Annie Dana, Prépare-toi, je t’emmène au cinéma

Tout ce qui arrive, tout ce qui manque

Un tel roman devient là une manière de tri­cher pour ne pas avouer à soi-même une his­toire deve­nue sacri­lège et déglin­guée par le Maître. Se retrouve ici ce qu’il y a de plus uni­ver­sel : l’intime d’une femme entraî­née sans fin dans un engre­nage mal­gré elle. Accu­mu­lant tout ces petits riens, Emma­nuelle pour­suit ce que son père lui répé­tait : « Prépare-toi, je t’emmène au cinéma ». Ayant du talent, à l’âge de pré­pa­rer sa thèse, elle pou­vait ima­gi­ner que cela devait être un don. Le tout en choi­sis­sant son par­fait direc­teur de thèse. Se voyant si calme, si sereine devant le “Maître”, elle va entre­te­nir une ébauche d’idylle.
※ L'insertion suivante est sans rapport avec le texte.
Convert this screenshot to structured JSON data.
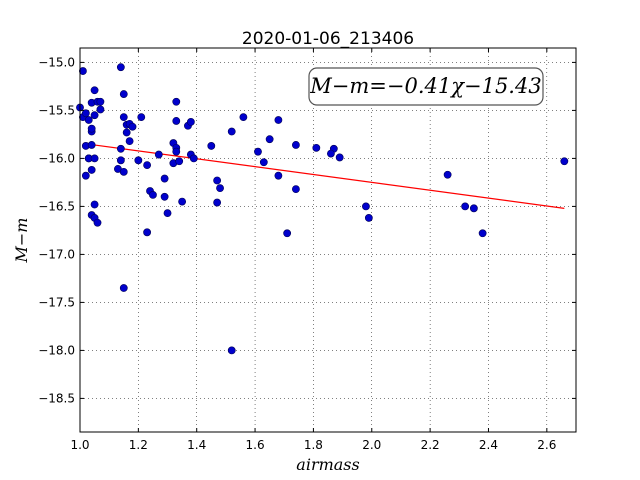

Mais c’est un pré­da­teur qui s’acharne sur celle qui ne pou­vait pas mieux si bien tomber.

Existe chez elle l’apha­ni­sis (dis­pa­ri­tion du désir sexuel) ayant subi sa propre indif­fé­rence for­cée. L’impossible est sinon accueillant, du moins mor­ti­fère d’aimer trop, sans retour et de labou­rer le champ de l’acceptation de celle qui vire­volte plus de force que de gré comme un papillon autour d’une ampoule. En renon­çant à ses rêves et à l’apogée de sa réus­site, elle subit ce qu’il y a de pire autour. Elle se retrouve trans­for­mée en rien face à celui qui, sous ses yeux, lui avait sem­blé fan­tas­tique. Elle doit s’y faire, se rendre à pré­sent comme avant au cinéma.  Le tout par une prose sobre, pudique d’une cer­taine manière, rapide et exi­geante en une telle farce tra­gique de l’autorité malveillante.

Deve­nue trop dépe­cée aux dents de l’homme qui n’eut qu’à ten­ter pre­miers et le der­nier pas, la voici jetée aux orties. Son corps et son consen­te­ment res­tent entre les griffes du Viking en par­fait équi­libre, la queue dans celle de sa sirène. La pré­da­tion effa­çant toute attrac­tion, il surfe sans aucun souci de sa par­te­naire. Bien­tôt auront lieu d’autres rapts dans sa “méca­nique sur du vivant”. A l’héroïne plus tard de dis­si­per la phrase du père qui l’engageait avec des fan­tômes et de rompre avec les for­tins de la tra­di­tion du viol dans cer­taines ins­ti­tu­tions aux ser­ments d’hypocrites.

jean-paul gavard-^perret

Annie Dana, Prépare-toi, je t’emmène au cinéma, Edi­tions Uni­cité, Saint Ché­ron, 2024, 84 p. — 13,00 €.